RegEx question: how to search for white space repetitions (1 tab and 1 new line)

cdthomer · September 8, 2021, 1:34pm

Howdy folks, I've been trying to improve on some of my RegEx and while I have been able to simplify a lot of them, I have come across one particular case that has me stumped. I tried searching for a RegEx forum but didn't come up with anything (perhaps somebody here knows of a RegEx specific forum they could direct me to as well).
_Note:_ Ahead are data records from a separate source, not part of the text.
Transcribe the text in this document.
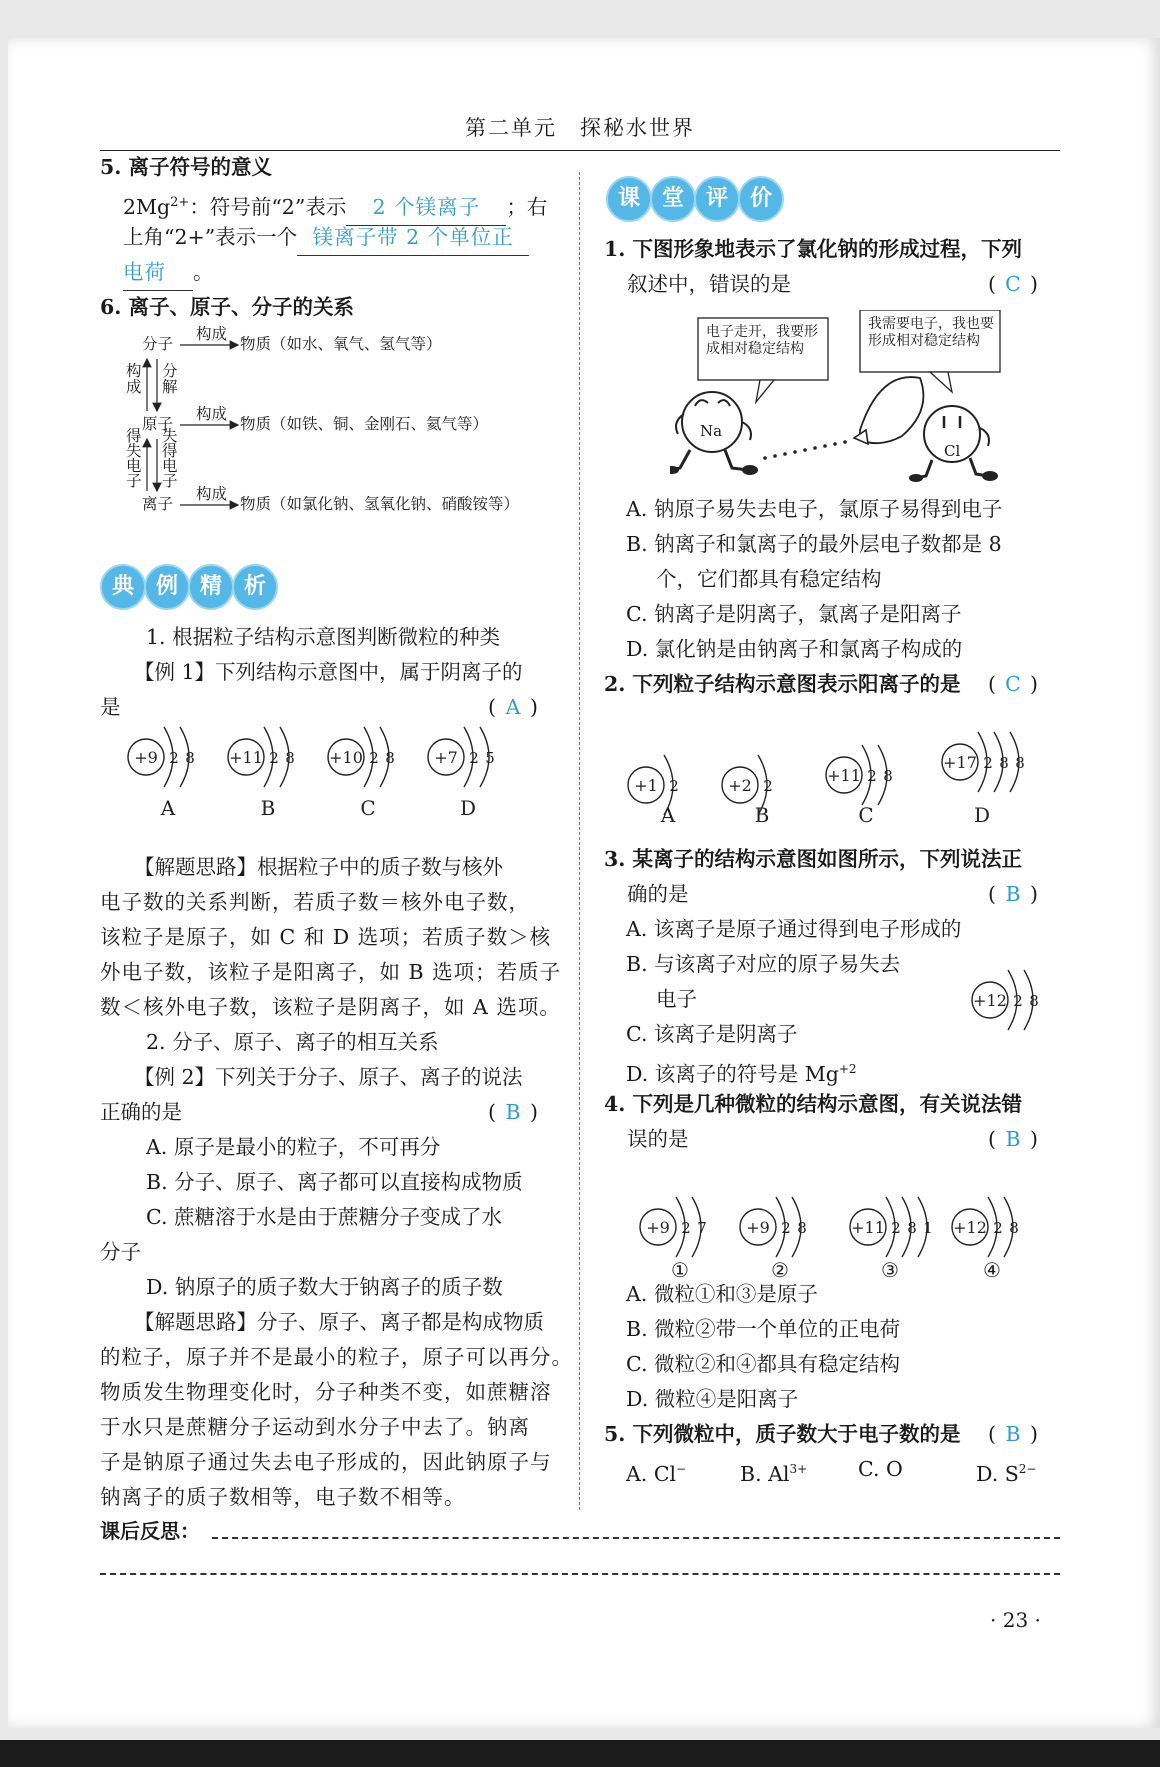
第二单元　探秘水世界
5. 离子符号的意义
$2Mg^{2+}$：符号前“2”表示 2 个镁离子 ；右
上角“2+”表示一个 镁离子带 2 个单位正
电荷 。
6. 离子、原子、分子的关系
分子
原子
离子
构成
构成
构成
物质（如水、氧气、氢气等）
物质（如铁、铜、金刚石、氦气等）
物质（如氯化钠、氢氧化钠、硝酸铵等）
构成
分解
得失电子
失得电子
典 例 精 析
1. 根据粒子结构示意图判断微粒的种类
【例 1】下列结构示意图中，属于阴离子的
是	( A )
+9 2 8
A
+11 2 8
B
+10 2 8
C
+7 2 5
D
【解题思路】根据粒子中的质子数与核外
电子数的关系判断，若质子数＝核外电子数，
该粒子是原子，如 C 和 D 选项；若质子数＞核
外电子数，该粒子是阳离子，如 B 选项；若质子
数＜核外电子数，该粒子是阴离子，如 A 选项。
2. 分子、原子、离子的相互关系
【例 2】下列关于分子、原子、离子的说法
正确的是	( B )
A. 原子是最小的粒子，不可再分
B. 分子、原子、离子都可以直接构成物质
C. 蔗糖溶于水是由于蔗糖分子变成了水
分子
D. 钠原子的质子数大于钠离子的质子数
【解题思路】分子、原子、离子都是构成物质
的粒子，原子并不是最小的粒子，原子可以再分。
物质发生物理变化时，分子种类不变，如蔗糖溶
于水只是蔗糖分子运动到水分子中去了。钠离
子是钠原子通过失去电子形成的，因此钠原子与
钠离子的质子数相等，电子数不相等。
课 堂 评 价
1. 下图形象地表示了氯化钠的形成过程，下列
叙述中，错误的是	( C )
电子走开，我要形成相对稳定结构
我需要电子，我也要形成相对稳定结构
Na
Cl
A. 钠原子易失去电子，氯原子易得到电子
B. 钠离子和氯离子的最外层电子数都是 8
个，它们都具有稳定结构
C. 钠离子是阴离子，氯离子是阳离子
D. 氯化钠是由钠离子和氯离子构成的
2. 下列粒子结构示意图表示阳离子的是 ( C )
+1 2
A
+2 2
B
+11 2 8
C
+17 2 8 8
D
3. 某离子的结构示意图如图所示，下列说法正
确的是	( B )
A. 该离子是原子通过得到电子形成的
B. 与该离子对应的原子易失去
电子
C. 该离子是阴离子
D. 该离子的符号是 $Mg^{+2}$
+12 2 8
4. 下列是几种微粒的结构示意图，有关说法错
误的是	( B )
+9 2 7
①
+9 2 8
②
+11 2 8 1
③
+12 2 8
④
A. 微粒①和③是原子
B. 微粒②带一个单位的正电荷
C. 微粒②和④都具有稳定结构
D. 微粒④是阳离子
5. 下列微粒中，质子数大于电子数的是 ( B )
A. Cl−	B. $Al^{3+}$ C. O	D. $S^{2-}$
课后反思：
· 23 ·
Below is a line from which I am trying to extract the words "ERO Headquarters AOR Caller" as well as the RegEx I use to get it. Obviously, this comes between the words "Status" and "CustomerConnected".

Status	
ERO Headquarters AOR Caller	CustomerConnected

(?<=Status\s\s).*(?=\sCustomerConnected)

I had to put in \s twice because there is both a tab and new line after the word Status. I tried several combinations of \s* and the like to have it search for multiple cases of white space, but they never worked. What would be the proper way to write this so it looks for more than one instance of white space after the word "Status" so as to include both the tab and the new line?

EDIT: I should state that the RegEx I use works just fine...I just want to know how to simplify \s\s portion of it.

ComplexPoint · September 8, 2021, 1:47pm

Have you tried \s+ in the sense of at least one white space char ?

cdthomer · September 8, 2021, 1:53pm

Just tried it on regex101.com and it gives me the following error.

ComplexPoint · September 8, 2021, 3:48pm

Can you work with something like this, which captures spaces too ?

(?<=Status)\s+.*(?=\sCustomerConnected)

perhaps, for example by adding a capturing group which excludes the leading space ?

(?<=Status)\s+(.*)(?=\sCustomerConnected)

cdthomer · September 8, 2021, 4:27pm

Those work...but I'm trying to avoid capturing the spaces preceding and following the string because then I would have to filter out those spaces in another action or else it would lead to extra lines in the end result. The way I was doing it before was by including the the words "Status" and "CustomerConnected" and then filtering them out in a subsequent action. I just want to simplify things and have one action to get the exact string I'm looking for.

martin · September 8, 2021, 4:34pm

You can just do

Status\s+(.*)\sCustomerConnected

and save the capture group into a variable. Therefore, no need for an extra action.

cdthomer · September 8, 2021, 7:19pm

Thanks! I should look more into the capture groups, because this is actually just one of four pieces of information I need to extract from a page. Right now I have them setup the following way.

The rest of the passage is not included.